Zoe Nightingale just might be podcasting’s female version of a ‘Shock Jock.’ I first heard of The Adventures of Zoe Nightingale when the podcast was featured on a 2015 episode of the Love + Radio Podcast]. The raspy-voiced host, Zoe Nightingale, describes herself as once aspiring to be the female Howard Stern. She’s New York, she’s Jewish, and she’s plenty ribald. Specifically, Nightingale is fascinated with sex. While she also ventures into politics, gender, and community, she always seems to return to sex. Her brand of humor is more revelatory than crude, however. The NSFW podcast regularly features ‘man-on-the-street’ type interviews of Nightingale finding interesting people in interesting places and asking them about their sex lives.

Nightingale is funny and fast-paced, quick with a joke, double entendre, or her next probing question. Like Stern, her wit masks vulnerability not too far under the surface. She doesn’t ask to shock the listener so much as to push the interviewee. The places that she drives those interviews shine light not just on the person answering the questions – but on all of us.

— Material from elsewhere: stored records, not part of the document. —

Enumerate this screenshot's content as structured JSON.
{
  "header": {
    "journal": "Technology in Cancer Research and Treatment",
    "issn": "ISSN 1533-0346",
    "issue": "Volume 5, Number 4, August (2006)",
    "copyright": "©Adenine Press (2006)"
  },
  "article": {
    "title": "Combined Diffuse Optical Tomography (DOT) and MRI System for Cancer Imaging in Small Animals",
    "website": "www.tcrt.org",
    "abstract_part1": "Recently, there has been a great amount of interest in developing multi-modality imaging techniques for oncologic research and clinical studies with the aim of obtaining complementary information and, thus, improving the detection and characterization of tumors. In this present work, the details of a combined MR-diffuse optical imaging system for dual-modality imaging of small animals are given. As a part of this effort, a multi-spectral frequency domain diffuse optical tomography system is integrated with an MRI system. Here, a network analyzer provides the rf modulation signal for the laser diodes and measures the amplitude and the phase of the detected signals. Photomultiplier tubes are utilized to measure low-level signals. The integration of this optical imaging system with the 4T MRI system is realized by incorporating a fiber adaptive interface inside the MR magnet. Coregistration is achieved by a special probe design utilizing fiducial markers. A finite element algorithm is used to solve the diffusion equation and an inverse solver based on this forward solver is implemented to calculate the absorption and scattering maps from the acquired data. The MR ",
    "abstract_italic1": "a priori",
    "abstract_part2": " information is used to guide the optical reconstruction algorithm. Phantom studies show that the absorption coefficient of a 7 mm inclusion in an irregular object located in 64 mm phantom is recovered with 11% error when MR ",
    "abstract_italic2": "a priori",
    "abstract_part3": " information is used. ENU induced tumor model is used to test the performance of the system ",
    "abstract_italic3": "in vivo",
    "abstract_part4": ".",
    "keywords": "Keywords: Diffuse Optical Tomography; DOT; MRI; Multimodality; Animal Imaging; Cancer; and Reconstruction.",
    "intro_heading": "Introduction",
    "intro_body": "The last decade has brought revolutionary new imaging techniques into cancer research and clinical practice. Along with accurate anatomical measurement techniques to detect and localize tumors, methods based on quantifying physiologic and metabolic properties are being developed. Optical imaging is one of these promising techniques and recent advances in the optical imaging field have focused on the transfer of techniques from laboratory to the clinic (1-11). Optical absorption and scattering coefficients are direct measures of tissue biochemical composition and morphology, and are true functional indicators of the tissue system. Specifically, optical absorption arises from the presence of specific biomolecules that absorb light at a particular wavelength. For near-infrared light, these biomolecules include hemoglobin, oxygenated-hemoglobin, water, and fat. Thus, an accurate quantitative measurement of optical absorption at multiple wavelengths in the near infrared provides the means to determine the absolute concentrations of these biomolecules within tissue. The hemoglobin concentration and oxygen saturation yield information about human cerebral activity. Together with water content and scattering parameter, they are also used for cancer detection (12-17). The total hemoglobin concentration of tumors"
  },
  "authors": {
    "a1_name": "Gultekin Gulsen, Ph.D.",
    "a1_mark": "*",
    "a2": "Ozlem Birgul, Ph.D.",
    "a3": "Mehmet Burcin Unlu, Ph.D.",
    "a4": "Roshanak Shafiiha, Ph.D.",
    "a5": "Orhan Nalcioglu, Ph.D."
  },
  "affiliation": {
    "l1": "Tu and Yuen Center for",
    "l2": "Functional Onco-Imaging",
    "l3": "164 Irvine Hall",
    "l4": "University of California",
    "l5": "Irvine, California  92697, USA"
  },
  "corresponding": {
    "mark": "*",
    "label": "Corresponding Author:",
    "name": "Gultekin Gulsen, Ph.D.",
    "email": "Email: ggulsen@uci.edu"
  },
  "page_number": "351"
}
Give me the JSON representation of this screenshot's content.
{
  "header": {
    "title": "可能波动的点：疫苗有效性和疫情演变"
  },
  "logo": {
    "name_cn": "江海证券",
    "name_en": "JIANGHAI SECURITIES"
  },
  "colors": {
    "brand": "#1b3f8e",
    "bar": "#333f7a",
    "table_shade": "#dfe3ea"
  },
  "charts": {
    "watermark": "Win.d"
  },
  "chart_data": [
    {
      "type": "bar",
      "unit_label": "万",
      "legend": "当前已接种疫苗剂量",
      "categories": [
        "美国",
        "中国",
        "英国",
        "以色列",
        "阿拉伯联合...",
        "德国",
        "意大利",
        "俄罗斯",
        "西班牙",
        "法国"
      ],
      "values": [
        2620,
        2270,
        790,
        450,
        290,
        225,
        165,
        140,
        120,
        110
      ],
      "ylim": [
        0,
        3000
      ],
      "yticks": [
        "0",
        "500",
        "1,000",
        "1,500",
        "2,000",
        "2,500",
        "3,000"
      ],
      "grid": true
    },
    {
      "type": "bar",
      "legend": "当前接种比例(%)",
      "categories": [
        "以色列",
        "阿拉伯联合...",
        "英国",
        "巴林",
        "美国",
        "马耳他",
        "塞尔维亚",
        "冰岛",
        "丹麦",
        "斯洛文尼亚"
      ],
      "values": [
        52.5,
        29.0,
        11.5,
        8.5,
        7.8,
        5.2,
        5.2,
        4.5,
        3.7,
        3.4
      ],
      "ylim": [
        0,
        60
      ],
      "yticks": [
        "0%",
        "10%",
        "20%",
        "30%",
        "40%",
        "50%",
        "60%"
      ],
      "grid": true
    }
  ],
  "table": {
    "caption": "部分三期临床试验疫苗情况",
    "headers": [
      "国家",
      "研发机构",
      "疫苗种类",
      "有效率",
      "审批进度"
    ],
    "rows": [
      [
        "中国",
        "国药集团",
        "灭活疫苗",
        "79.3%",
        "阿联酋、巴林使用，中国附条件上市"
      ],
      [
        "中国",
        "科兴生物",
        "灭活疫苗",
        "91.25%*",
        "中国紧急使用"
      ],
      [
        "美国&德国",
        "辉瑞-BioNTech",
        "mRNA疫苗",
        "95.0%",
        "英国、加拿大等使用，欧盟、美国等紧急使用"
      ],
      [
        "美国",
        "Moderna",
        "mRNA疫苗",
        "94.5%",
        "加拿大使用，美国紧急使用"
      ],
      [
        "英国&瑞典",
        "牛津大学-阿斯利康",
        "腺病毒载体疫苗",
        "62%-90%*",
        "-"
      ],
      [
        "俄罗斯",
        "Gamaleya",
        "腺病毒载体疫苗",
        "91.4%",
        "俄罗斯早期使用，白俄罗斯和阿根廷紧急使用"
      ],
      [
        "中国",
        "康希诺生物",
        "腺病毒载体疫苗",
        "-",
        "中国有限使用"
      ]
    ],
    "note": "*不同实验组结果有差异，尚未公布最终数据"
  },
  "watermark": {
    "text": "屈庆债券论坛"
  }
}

The Adventures of Zoe Nightingale has had an especially compelling series of episodes over the last month. The host, recently broken-up, decides that she must explore whether she might be bisexual. She has dubbed the series, I Kissed A Girl and I … Liked it? The resulting episodes are far from a lurid tale of sexual experimentation. While (as ever) she holds nothing back and keeps no secrets about what occurred, the result is much more than ‘locker room talk.’

In the first episode in the series, Nightingale interviews the women behind Skirt Club. The invitation-only Club is a series of international sex parties for women only. Nightingale was introduced to the Club when invited to deliver a comedic speech on the history of women’s liberation. The lecture turned into a full-blown desire to experiment. As Nightingale describes it, “In my mind I am this sexually fluid, open minded sex goddess ready and willing to participate in any and all adventures. In reality, I am a fucking coward shaking like a leaf in the wind whenever I have to leave my comfort zones and try something new. It’s pathetic. I am working on it.” Not to spoil the story, she does end up “working on it.”

The second episode is Nightingale dishing to a friend on her same-sex experience at the Club. The third episode is Nightingale explaining her experience and conflicting emotions about that experience to her 70-something mother (who attended Burning Man with Nightingale on another episode). The fourth episode is her discussion on the same topic with her father. The father, who quotes self-help gurus and offers multiple book suggestions to his confused daughter is a delight.

I’ll leave Nightingale’s conclusions to the listener. What is clear is that this is much more than a story about a physical act. Nightingale surprises with a traditional response to the experience that is, in many ways, different than what you might expect. It’s not just counter-image, it’s almost counter-culture. Sexual exploration has gained wide, if not mainstream, acceptance. That fact makes the conclusion all the more satisfying. The Adventures of Zoe Nightingale is deft exploration by a very real and intriguing host.